Business

Latest GDP numbers bungle Biden’s messaging on economy

President Biden’s push to sell Americans on his economic record just became more complicated.  

Federal data released Thursday showed the U.S. economy contracted for the first time since 2020 during the first three months of the year despite many other measures of economic activity remaining strong. 

U.S. gross domestic product (GDP) fell at a yearly pace of 1.4 percent during the first quarter, the Bureau of Economic Analysis said Thursday, marking the first economic contraction since 2020. A spike in imports and a decline in exports subtracted enough from GDP to push growth in reverse. 

“The headline GDP figure is not really a good representation of what’s going on under the hood,” said Andrew Hunter, senior economist at research firm Capital Economics, in a Thursday interview. 

“The reason growth was actually negative was almost entirely due to a surge in imports,” which the Bureau of Economic Analysis subtracts from GDP figures, he explained, “and that partly reflects the strength of domestic demand.” 


High inflation, supply chain issues and labor shortages had already taken a serious toll on Biden’s approval ratings before the GDP report, even after the U.S. economy added a record 6.4 million jobs and grew 5.7 percent during his first year in office.  

And as inflation hits four-decade highs, a growing number of voters have turned on Biden’s handling of the economy, according to recent polling. 

The drop in economic growth also opened another line of attack for Republicans as they attempt to ride economic dissatisfaction to majorities in the House and Senate. 

“Accelerating inflation, a worker crisis, and the growing risk of a significant recession are the signature economic failures of the Biden Administration — and will likely get worse,” said Rep. Kevin Brady (R-Texas), ranking member on the House Ways and Means Committee, in a Thursday statement.  

“This is what happens when a President treasures his unpopular socialist agenda over the needs of American workers, families, and Main Street businesses.” 

While negative GDP growth is often a sign of a brewing recession, overall economic activity still held up well in the start of the year.  

Personal consumption expenditures, a measure of consumer spending, rose at an annualized rate of 2.7 percent in the first quarter. Consumer spending on services rose 4.3 percent and spending on goods rose 4.1 percent annualized, even as consumer prices rose 7 percent over the past year. 
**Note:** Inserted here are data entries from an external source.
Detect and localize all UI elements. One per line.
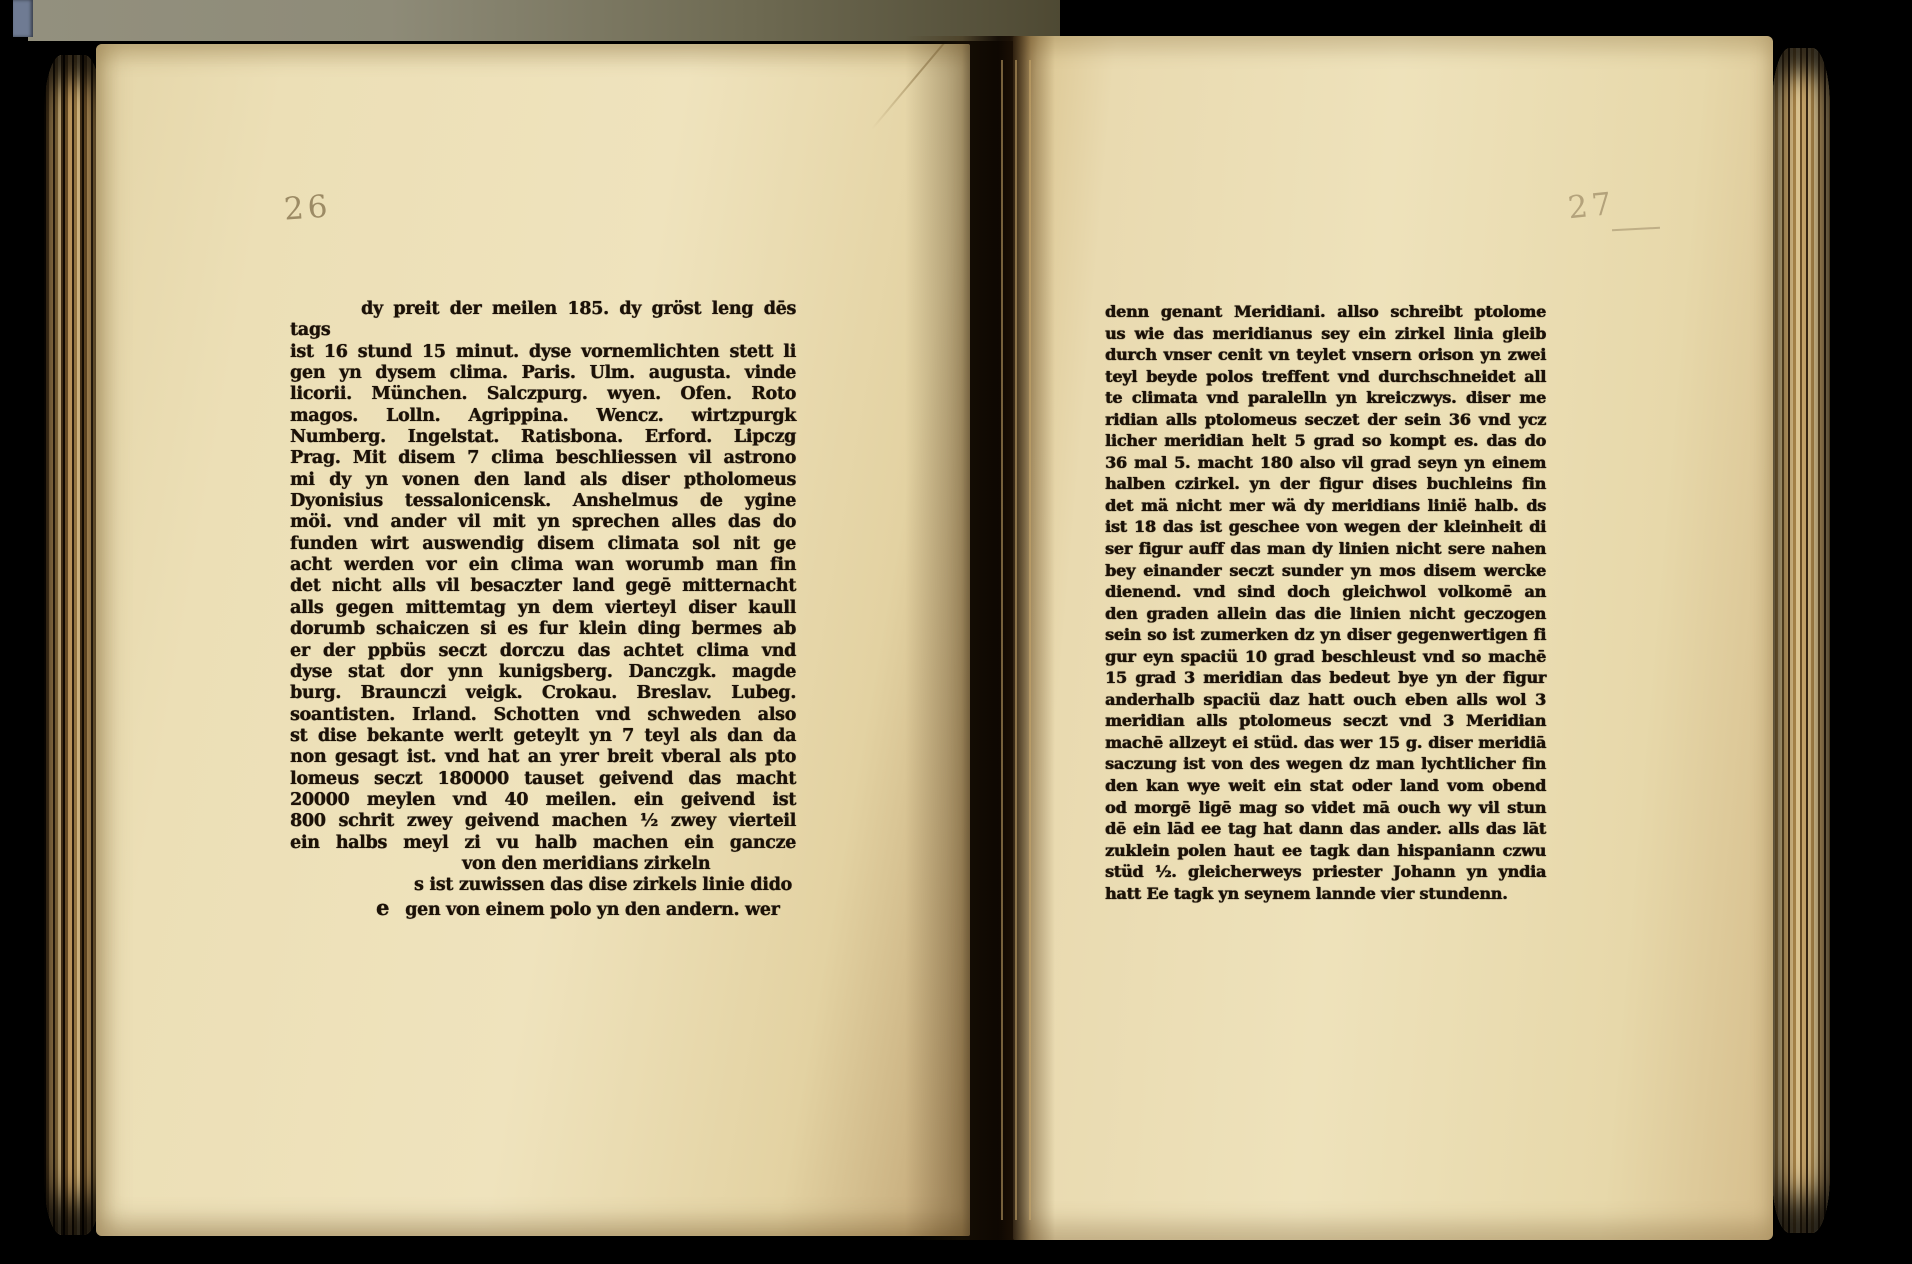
text-line: dorumb schaiczen si es fur klein ding be… (290, 619, 796, 640)
text-line: licher meridian helt 5 grad so kompt es.… (1105, 430, 1546, 452)
text-line: durch vnser cenit vn teylet vnsern oriso… (1105, 344, 1546, 366)
text-line: od morgē ligē mag so videt mā ouch wy vi… (1105, 797, 1546, 819)
right-page-text: denn genant Meridiani. allso schreibt pt… (1105, 301, 1546, 904)
text-line: den graden allein das die linien nicht g… (1105, 603, 1546, 625)
text-line: ser figur auff das man dy linien nicht s… (1105, 538, 1546, 560)
text-line: Dyonisius tessalonicensk. Anshelmus de y… (290, 491, 796, 512)
text-line: dē ein lād ee tag hat dann das ander. al… (1105, 818, 1546, 840)
text-line: anderhalb spaciü daz hatt ouch eben alls… (1105, 689, 1546, 711)
text-line: us wie das meridianus sey ein zirkel lin… (1105, 323, 1546, 345)
text-line: ein halbs meyl zi vu halb machen ein gan… (290, 833, 796, 854)
left-page-stack-edges (44, 55, 102, 1235)
table-surface-strip (28, 0, 1060, 41)
text-line: mi dy yn vonen den land als diser ptholo… (290, 470, 796, 491)
text-line: ist 16 stund 15 minut. dyse vornemlichte… (290, 342, 796, 363)
right-paragraph: denn genant Meridiani. allso schreibt pt… (1105, 301, 1546, 904)
text-line: non gesagt ist. vnd hat an yrer breit vb… (290, 747, 796, 768)
text-line: möi. vnd ander vil mit yn sprechen alles… (290, 512, 796, 533)
section-heading: von den meridians zirkeln (290, 854, 796, 875)
text-line: zuklein polen haut ee tagk dan hispanian… (1105, 840, 1546, 862)
text-line: det nicht alls vil besaczter land gegē m… (290, 576, 796, 597)
blue-edge-tab (13, 0, 33, 37)
lombard-initial: e (376, 897, 389, 918)
text-line: s ist zuwissen das dise zirkels linie di… (414, 875, 796, 896)
text-line: ridian alls ptolomeus seczet der sein 36… (1105, 409, 1546, 431)
text-line: gen yn dysem clima. Paris. Ulm. augusta.… (290, 363, 796, 384)
text-line: det mä nicht mer wä dy meridians linië h… (1105, 495, 1546, 517)
text-line: gur eyn spaciü 10 grad beschleust vnd so… (1105, 646, 1546, 668)
pencil-folio-left: 26 (283, 188, 333, 227)
text-line: lomeus seczt 180000 tauset geivend das m… (290, 769, 796, 790)
text-line: acht werden vor ein clima wan worumb man… (290, 555, 796, 576)
text-line: st dise bekante werlt geteylt yn 7 teyl … (290, 726, 796, 747)
text-line: machē allzeyt ei stüd. das wer 15 g. dis… (1105, 732, 1546, 754)
text-line: dy preit der meilen 185. dy gröst leng d… (290, 299, 796, 342)
text-line: funden wirt auswendig disem climata sol … (290, 534, 796, 555)
text-line: ist 18 das ist geschee von wegen der kle… (1105, 516, 1546, 538)
left-page-text: dy preit der meilen 185. dy gröst leng d… (290, 299, 796, 921)
text-line: Prag. Mit disem 7 clima beschliessen vil… (290, 448, 796, 469)
right-page-stack-edges (1772, 48, 1830, 1233)
text-line: egen von einem polo yn den andern. wer (376, 897, 796, 921)
text-line: halben czirkel. yn der figur dises buchl… (1105, 473, 1546, 495)
text-line: er der ppbüs seczt dorczu das achtet cli… (290, 641, 796, 662)
text-line: stüd ½. gleicherweys priester Johann yn … (1105, 861, 1546, 883)
text-line: licorii. München. Salczpurg. wyen. Ofen.… (290, 384, 796, 405)
text-line: teyl beyde polos treffent vnd durchschne… (1105, 366, 1546, 388)
gutter-fold-lines (995, 60, 1035, 1220)
text-line: 20000 meylen vnd 40 meilen. ein geivend … (290, 790, 796, 811)
text-line: saczung ist von des wegen dz man lychtli… (1105, 753, 1546, 775)
text-line: magos. Lolln. Agrippina. Wencz. wirtzpur… (290, 406, 796, 427)
text-line: denn genant Meridiani. allso schreibt pt… (1105, 301, 1546, 323)
text-line: meridian alls ptolomeus seczt vnd 3 Meri… (1105, 710, 1546, 732)
initial-line-text: gen von einem polo yn den andern. wer (405, 900, 779, 920)
book-photo: 26 27 dy preit der meilen 185. dy gröst … (0, 0, 1912, 1264)
text-line: soantisten. Irland. Schotten vnd schwede… (290, 705, 796, 726)
text-line: hatt Ee tagk yn seynem lannde vier stund… (1105, 883, 1546, 905)
text-line: Numberg. Ingelstat. Ratisbona. Erford. L… (290, 427, 796, 448)
text-line: bey einander seczt sunder yn mos disem w… (1105, 560, 1546, 582)
text-line: den kan wye weit ein stat oder land vom … (1105, 775, 1546, 797)
left-paragraph: dy preit der meilen 185. dy gröst leng d… (290, 299, 796, 854)
text-line: sein so ist zumerken dz yn diser gegenwe… (1105, 624, 1546, 646)
text-line: 15 grad 3 meridian das bedeut bye yn der… (1105, 667, 1546, 689)
text-line: alls gegen mittemtag yn dem vierteyl dis… (290, 598, 796, 619)
text-line: dyse stat dor ynn kunigsberg. Danczgk. m… (290, 662, 796, 683)
text-line: 800 schrit zwey geivend machen ½ zwey vi… (290, 811, 796, 832)
text-line: te climata vnd paralelln yn kreiczwys. d… (1105, 387, 1546, 409)
text-line: 36 mal 5. macht 180 also vil grad seyn y… (1105, 452, 1546, 474)
text-line: dienend. vnd sind doch gleichwol volkomē… (1105, 581, 1546, 603)
text-line: burg. Braunczi veigk. Crokau. Breslav. L… (290, 683, 796, 704)
pencil-folio-right: 27 (1566, 186, 1617, 227)
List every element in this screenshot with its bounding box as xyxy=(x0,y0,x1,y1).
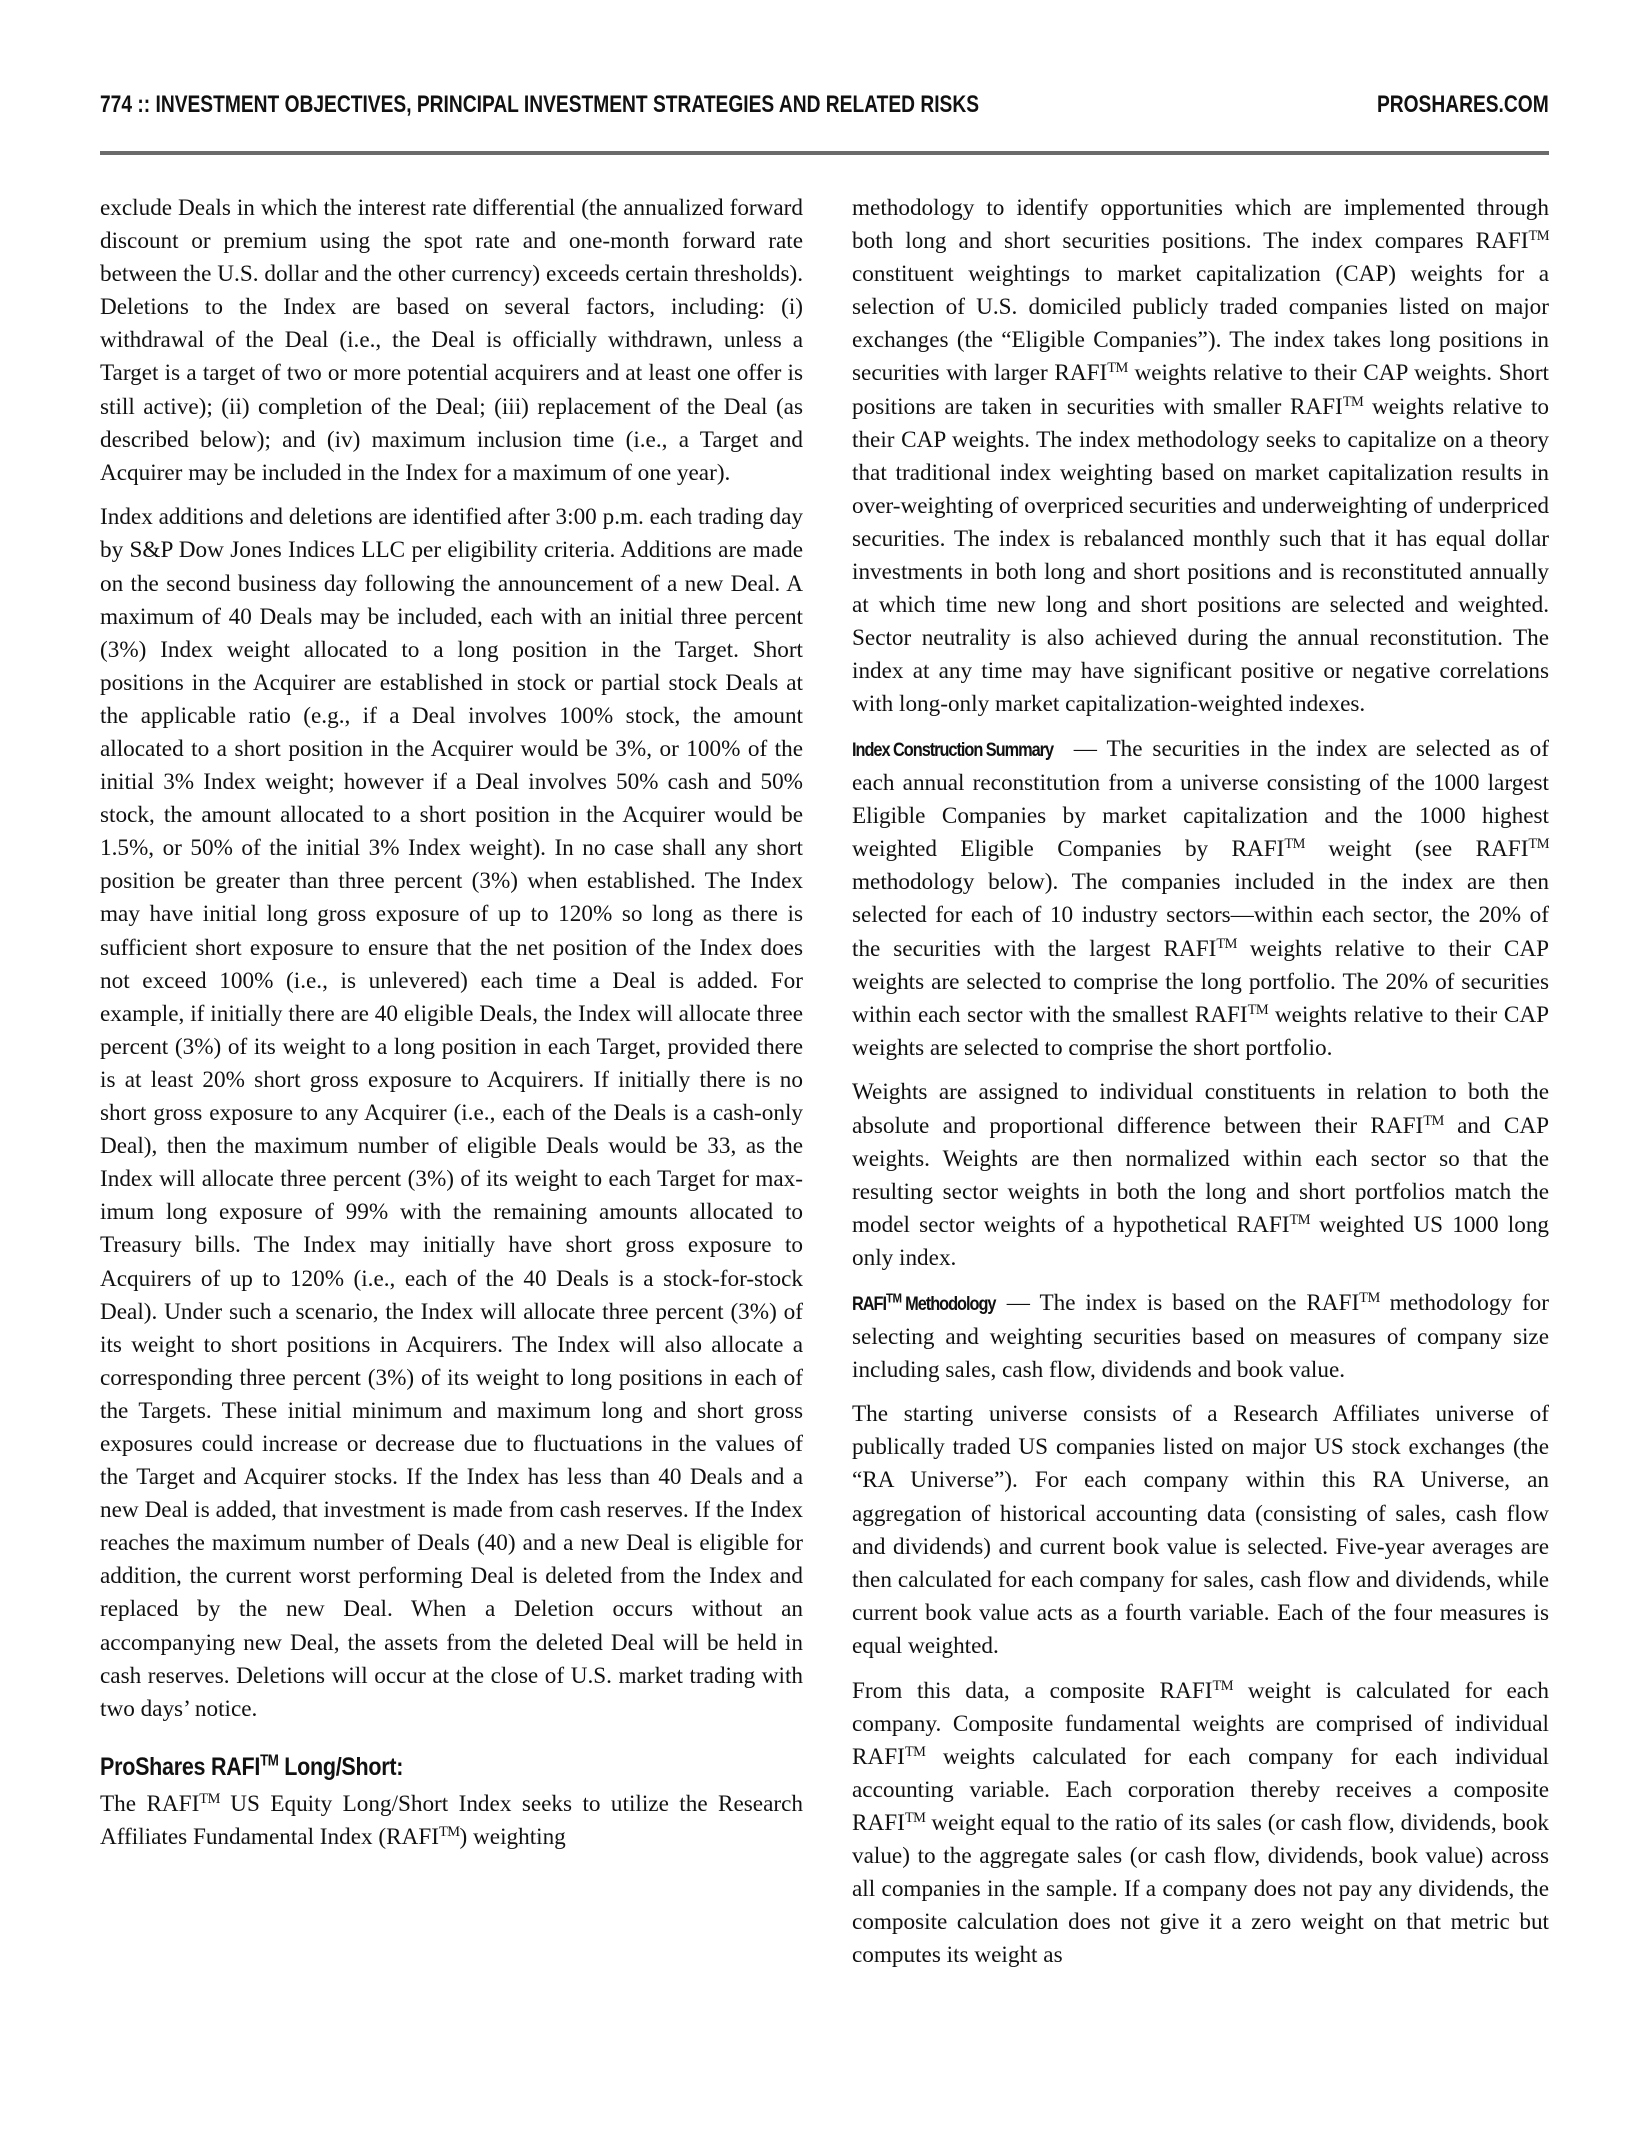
left-column: exclude Deals in which the interest rate… xyxy=(100,192,803,1866)
paragraph-weights-assigned: Weights are assigned to individual const… xyxy=(852,1076,1549,1275)
paragraph-starting-universe: The starting universe consists of a Rese… xyxy=(852,1398,1549,1663)
trademark-mark: TM xyxy=(260,1753,278,1770)
run-in-heading-index-construction: Index Construction Summary xyxy=(852,734,1053,767)
heading-text-prefix: ProShares RAFI xyxy=(100,1753,260,1781)
section-heading-rafi-long-short: ProShares RAFITM Long/Short: xyxy=(100,1752,705,1782)
paragraph-rafi-methodology-overview: methodology to identify opportunities wh… xyxy=(852,192,1549,722)
trademark-mark: TM xyxy=(1284,836,1305,852)
header-divider xyxy=(100,151,1549,155)
trademark-mark: TM xyxy=(1528,228,1549,244)
text-run: The index is based on the RAFI xyxy=(1039,1290,1359,1316)
trademark-mark: TM xyxy=(905,1744,926,1760)
trademark-mark: TM xyxy=(199,1791,220,1807)
trademark-mark: TM xyxy=(1359,1290,1380,1306)
running-head-section-title: 774 :: INVESTMENT OBJECTIVES, PRINCIPAL … xyxy=(100,90,979,120)
text-run: RAFI xyxy=(852,1294,886,1315)
em-dash: — xyxy=(997,1290,1040,1316)
run-in-heading-rafi-methodology: RAFITM Methodology xyxy=(852,1288,995,1321)
trademark-mark: TM xyxy=(886,1290,902,1305)
paragraph-additions-deletions: Index additions and deletions are identi… xyxy=(100,501,803,1725)
paragraph-rafi-methodology: RAFITM Methodology — The index is based … xyxy=(852,1287,1549,1387)
right-column: methodology to identify opportunities wh… xyxy=(852,192,1549,1984)
paragraph-deletions: exclude Deals in which the interest rate… xyxy=(100,192,803,490)
trademark-mark: TM xyxy=(1423,1113,1444,1129)
text-run: weights relative to their CAP weights. T… xyxy=(852,394,1549,718)
paragraph-index-construction-summary: Index Construction Summary — The securit… xyxy=(852,733,1549,1065)
text-run: weight (see RAFI xyxy=(1305,836,1528,862)
trademark-mark: TM xyxy=(1343,394,1364,410)
trademark-mark: TM xyxy=(1528,836,1549,852)
heading-text-suffix: Long/Short: xyxy=(278,1753,403,1781)
trademark-mark: TM xyxy=(439,1824,460,1840)
page-header: 774 :: INVESTMENT OBJECTIVES, PRINCIPAL … xyxy=(100,90,1549,124)
paragraph-rafi-intro: The RAFITM US Equity Long/Short Index se… xyxy=(100,1788,803,1854)
text-run: From this data, a composite RAFI xyxy=(852,1678,1212,1704)
text-run: The RAFI xyxy=(100,1791,199,1817)
running-head-site: PROSHARES.COM xyxy=(1377,90,1549,120)
trademark-mark: TM xyxy=(1290,1212,1311,1228)
text-run: ) weighting xyxy=(460,1824,566,1850)
trademark-mark: TM xyxy=(905,1810,926,1826)
text-run: Methodology xyxy=(902,1294,996,1315)
trademark-mark: TM xyxy=(1248,1002,1269,1018)
text-run: methodology to identify opportunities wh… xyxy=(852,195,1549,254)
trademark-mark: TM xyxy=(1212,1678,1233,1694)
trademark-mark: TM xyxy=(1216,936,1237,952)
text-run: weight equal to the ratio of its sales (… xyxy=(852,1810,1549,1968)
paragraph-composite-weight: From this data, a composite RAFITM weigh… xyxy=(852,1675,1549,1973)
trademark-mark: TM xyxy=(1107,361,1128,377)
em-dash: — xyxy=(1064,736,1107,762)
Businesses also ramped up spending and investment, a positive sign for longer-term growth and job gains. Private domestic investment, a sign of businesses expanding their operations, rose 2.3 percent, with a massive 15.3 percent increase in spending on equipment. 

And final sales of U.S.-made goods within the country rose at an annualized rate of 2.6 percent. 

“Beneath the weak headline print, the details of the report point to an economy with solid underlying strength and that demonstrated resilience in the face of Omicron, lingering supply constraints and high inflation,” wrote Lydia Boussour of Oxford Economics in a Thursday analysis. 

Biden sought to highlight the strong points of the GDP report along with other signs of steady economic recovery under his watch. The U.S. gained 1.7 million jobs over the first three months of 2022 — even as GDP shrunk — amid record-breaking demand for workers and resilient consumer spending. The unemployment rate also dropped to 3.6 percent in March, falling within 0.1 percentage points of the pre-pandemic level. 

“I think what you’re seeing is enormous growth in the country that was affected by everything from COVID and the COVID blockages that occurred along the way,” Biden said Thursday when asked if he was concerned about a recession. 

White House press secretary Jen Psaki also attributed some of the decline in GDP to how much stronger the U.S. economy is than many global counterparts. 

“The number was down but that is largely because our economy is doing better than many economies around the world. So, while we were purchasing a lot of goods from other countries, there wasn’t the same capacity to purchase our goods,” Psaki said at a Thursday press briefing. 

Economists largely agree that U.S. consumer demand is far above what the global economy can handle. Inflation has run well above the Federal Reserve’s target of 2 percent annual price growth due to a combination of fiscal stimulus from both the Trump and Biden administrations, the Fed’s ultralow interest rates and wave after wave of pandemic-driven supply snarls. 

The steady demand from consumers and businesses should help keep the economy out of recession through the balance of 2021. Even the economists most concerned about a potential recession don’t see one on the horizon until 2023 and do not believe it will be anywhere close to as bad as the coronavirus downturn or the aftermath of the Great Financial Crisis in 2008. 

But as the Fed rushes to raise interest rates fast enough to curb inflation, Biden must sell a recovery with diminishing benefits for voters. 

“There is definitely good reason to expect perhaps a slightly more pronounced slowdown in this year,” Hunter said.